A lot of the young j-schoolers in the room probably think about gender only when they notice the large majority of their classmates are women. But those who graduate into newsrooms find a whole different reality. Only a third of editorial employees are women, and the numbers get smaller the higher up the masthead you go.

Entry-level reporters don’t spend much time thinking about gender, either. When you’re wondering if your job will still exist in six months, it’s hard to think about longer-term challenges such as structural discrimination. Smith, who spent four years interviewing journalists between the ages of 25 and 61 for her thesis, noticed that the younger journalists saw themselves as individuals able to take on anything, including sexism.

Sure, overt hostility is much less common than when women were first entering newsrooms. Obviously it still happens (you remember Jian, right?), but many women are able to enjoy successful careers in the field and feel like they are treated equally at work.
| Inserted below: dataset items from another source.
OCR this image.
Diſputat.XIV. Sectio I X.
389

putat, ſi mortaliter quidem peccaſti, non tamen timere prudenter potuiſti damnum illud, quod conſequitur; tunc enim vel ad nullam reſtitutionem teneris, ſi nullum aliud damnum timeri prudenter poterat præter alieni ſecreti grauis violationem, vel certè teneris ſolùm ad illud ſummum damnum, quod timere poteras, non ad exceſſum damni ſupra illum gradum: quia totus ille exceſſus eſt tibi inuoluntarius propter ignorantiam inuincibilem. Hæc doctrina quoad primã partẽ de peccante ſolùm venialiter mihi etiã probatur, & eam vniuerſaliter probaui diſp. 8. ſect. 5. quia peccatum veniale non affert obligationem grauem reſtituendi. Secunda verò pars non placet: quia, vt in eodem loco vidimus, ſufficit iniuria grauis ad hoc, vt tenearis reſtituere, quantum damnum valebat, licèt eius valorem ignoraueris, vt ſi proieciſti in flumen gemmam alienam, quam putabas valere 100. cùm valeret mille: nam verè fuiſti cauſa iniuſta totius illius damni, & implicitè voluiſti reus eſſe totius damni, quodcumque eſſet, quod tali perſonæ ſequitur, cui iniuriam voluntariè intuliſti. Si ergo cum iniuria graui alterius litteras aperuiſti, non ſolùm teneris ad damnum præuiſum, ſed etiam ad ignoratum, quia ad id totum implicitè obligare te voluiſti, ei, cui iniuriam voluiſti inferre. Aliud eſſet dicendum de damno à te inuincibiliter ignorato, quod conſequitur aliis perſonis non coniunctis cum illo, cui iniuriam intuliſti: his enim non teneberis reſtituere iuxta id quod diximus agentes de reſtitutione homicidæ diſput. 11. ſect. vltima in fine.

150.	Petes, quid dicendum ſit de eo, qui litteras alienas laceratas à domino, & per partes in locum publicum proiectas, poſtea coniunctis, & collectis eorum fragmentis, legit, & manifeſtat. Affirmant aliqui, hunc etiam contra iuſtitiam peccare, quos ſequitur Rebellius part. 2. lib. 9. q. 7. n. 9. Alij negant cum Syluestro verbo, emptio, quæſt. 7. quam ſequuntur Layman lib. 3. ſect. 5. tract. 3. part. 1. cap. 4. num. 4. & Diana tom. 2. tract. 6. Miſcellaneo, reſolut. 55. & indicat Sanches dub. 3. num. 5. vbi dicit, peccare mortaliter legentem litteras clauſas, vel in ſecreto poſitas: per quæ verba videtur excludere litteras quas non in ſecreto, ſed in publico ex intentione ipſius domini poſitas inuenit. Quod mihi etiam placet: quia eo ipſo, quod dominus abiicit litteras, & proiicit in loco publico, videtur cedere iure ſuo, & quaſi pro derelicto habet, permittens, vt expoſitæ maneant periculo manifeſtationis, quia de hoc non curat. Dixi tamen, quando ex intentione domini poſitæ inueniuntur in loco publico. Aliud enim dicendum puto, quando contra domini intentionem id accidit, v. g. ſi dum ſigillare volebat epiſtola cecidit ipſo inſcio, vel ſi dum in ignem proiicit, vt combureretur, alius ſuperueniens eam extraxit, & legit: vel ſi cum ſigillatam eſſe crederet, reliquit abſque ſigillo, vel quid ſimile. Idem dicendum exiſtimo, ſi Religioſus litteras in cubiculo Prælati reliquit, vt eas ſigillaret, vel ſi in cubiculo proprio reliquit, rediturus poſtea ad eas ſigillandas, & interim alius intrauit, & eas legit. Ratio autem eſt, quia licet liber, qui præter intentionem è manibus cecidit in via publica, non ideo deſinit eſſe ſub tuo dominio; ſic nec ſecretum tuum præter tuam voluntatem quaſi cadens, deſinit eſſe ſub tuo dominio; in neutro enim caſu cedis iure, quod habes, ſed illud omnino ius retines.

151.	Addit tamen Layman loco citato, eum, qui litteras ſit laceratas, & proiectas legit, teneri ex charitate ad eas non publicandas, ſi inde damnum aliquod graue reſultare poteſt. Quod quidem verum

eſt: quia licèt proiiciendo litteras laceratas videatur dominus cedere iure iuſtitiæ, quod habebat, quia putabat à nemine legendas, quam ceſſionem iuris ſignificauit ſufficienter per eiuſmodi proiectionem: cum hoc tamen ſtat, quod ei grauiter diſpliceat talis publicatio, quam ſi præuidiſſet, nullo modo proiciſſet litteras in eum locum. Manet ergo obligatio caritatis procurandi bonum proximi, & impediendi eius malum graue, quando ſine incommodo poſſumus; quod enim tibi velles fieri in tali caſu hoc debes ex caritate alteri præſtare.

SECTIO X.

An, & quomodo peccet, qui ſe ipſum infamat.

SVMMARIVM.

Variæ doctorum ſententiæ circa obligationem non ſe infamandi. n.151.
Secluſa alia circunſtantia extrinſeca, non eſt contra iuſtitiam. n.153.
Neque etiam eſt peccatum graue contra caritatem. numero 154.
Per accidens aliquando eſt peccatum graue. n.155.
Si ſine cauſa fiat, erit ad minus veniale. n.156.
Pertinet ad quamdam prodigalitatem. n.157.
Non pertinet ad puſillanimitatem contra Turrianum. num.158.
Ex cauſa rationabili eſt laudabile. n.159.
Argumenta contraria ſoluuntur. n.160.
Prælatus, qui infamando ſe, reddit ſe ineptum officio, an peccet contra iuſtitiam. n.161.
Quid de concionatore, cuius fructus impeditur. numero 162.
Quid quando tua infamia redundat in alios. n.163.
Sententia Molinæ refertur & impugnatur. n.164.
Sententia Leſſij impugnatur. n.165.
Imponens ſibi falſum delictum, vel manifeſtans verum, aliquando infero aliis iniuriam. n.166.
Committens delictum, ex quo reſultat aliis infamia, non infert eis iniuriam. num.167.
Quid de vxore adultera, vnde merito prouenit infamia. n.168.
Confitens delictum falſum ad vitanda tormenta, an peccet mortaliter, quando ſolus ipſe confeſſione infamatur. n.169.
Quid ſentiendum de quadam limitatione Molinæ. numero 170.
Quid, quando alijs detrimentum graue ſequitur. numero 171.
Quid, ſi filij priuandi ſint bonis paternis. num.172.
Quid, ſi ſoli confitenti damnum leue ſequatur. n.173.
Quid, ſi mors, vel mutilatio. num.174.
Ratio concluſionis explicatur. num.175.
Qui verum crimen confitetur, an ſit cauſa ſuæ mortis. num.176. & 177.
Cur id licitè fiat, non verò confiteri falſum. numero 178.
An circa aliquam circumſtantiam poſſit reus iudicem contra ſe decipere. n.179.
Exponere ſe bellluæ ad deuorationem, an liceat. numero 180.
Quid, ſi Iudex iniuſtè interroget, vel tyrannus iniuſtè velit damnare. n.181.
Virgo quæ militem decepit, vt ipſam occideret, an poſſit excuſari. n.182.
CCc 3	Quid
But here’s what Smith’s research found: the same inequalities that faced women in the early twentieth century are still limiting or ending women’s careers. They’ve just been brushed under the surface. There is still a real wage gap between male and female reporters, and women have fewer opportunities to advance into leadership positions.
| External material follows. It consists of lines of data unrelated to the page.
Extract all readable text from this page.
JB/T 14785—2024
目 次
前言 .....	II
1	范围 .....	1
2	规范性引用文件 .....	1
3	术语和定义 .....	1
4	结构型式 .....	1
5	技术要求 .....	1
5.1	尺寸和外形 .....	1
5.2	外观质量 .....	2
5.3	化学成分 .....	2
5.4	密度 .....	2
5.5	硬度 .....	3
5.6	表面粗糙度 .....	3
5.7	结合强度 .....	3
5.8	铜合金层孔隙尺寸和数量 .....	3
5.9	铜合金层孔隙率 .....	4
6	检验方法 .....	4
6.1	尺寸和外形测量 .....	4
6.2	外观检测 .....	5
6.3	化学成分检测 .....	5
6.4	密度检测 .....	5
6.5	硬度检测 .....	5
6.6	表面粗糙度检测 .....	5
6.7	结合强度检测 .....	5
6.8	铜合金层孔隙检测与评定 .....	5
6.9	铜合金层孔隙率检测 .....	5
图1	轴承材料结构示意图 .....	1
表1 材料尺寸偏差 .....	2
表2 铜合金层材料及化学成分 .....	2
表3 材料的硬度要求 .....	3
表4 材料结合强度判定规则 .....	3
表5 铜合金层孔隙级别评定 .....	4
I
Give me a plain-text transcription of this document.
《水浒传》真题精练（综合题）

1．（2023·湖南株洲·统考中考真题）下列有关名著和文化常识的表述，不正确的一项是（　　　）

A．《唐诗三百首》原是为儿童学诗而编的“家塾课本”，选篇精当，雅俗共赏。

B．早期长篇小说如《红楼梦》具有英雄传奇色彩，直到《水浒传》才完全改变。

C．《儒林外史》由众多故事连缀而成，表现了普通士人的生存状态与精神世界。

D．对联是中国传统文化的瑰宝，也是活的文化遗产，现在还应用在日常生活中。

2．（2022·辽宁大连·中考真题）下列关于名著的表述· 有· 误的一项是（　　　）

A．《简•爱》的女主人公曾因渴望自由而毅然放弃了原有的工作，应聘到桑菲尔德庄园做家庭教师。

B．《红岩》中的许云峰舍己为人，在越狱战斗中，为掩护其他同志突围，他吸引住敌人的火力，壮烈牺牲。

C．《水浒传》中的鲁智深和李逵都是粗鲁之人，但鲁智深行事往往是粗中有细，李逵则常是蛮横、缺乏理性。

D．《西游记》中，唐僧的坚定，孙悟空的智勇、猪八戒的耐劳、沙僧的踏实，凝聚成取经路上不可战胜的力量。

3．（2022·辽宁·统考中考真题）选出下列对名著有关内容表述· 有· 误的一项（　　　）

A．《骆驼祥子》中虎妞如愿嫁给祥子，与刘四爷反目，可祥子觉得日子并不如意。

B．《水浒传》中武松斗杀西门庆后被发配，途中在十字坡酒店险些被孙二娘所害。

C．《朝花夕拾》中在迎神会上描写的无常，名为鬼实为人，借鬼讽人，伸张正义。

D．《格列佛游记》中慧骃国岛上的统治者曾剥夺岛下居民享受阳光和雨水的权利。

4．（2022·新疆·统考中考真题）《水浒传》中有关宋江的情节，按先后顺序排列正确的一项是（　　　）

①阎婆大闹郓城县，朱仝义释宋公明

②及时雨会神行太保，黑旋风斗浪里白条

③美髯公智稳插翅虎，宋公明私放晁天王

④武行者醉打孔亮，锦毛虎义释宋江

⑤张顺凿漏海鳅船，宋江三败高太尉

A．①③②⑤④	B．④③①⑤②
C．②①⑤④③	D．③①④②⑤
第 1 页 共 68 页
They also still worry about whether or not to have a family. While in theory it shouldn’t come down to the woman to take the lead in childcare, many of the journalists Smith studied still felt that they had to choose between having children and advancing in their careers.

After the talk, one student asked Smith what advice she has for young women. “Think about diversity all the time,” she answered. Think about how you can promote it within your newsroom, and also in your stories.

I have another piece of advice: keep having these conversations. Thanks, Vivian Smith, for giving us something to talk about.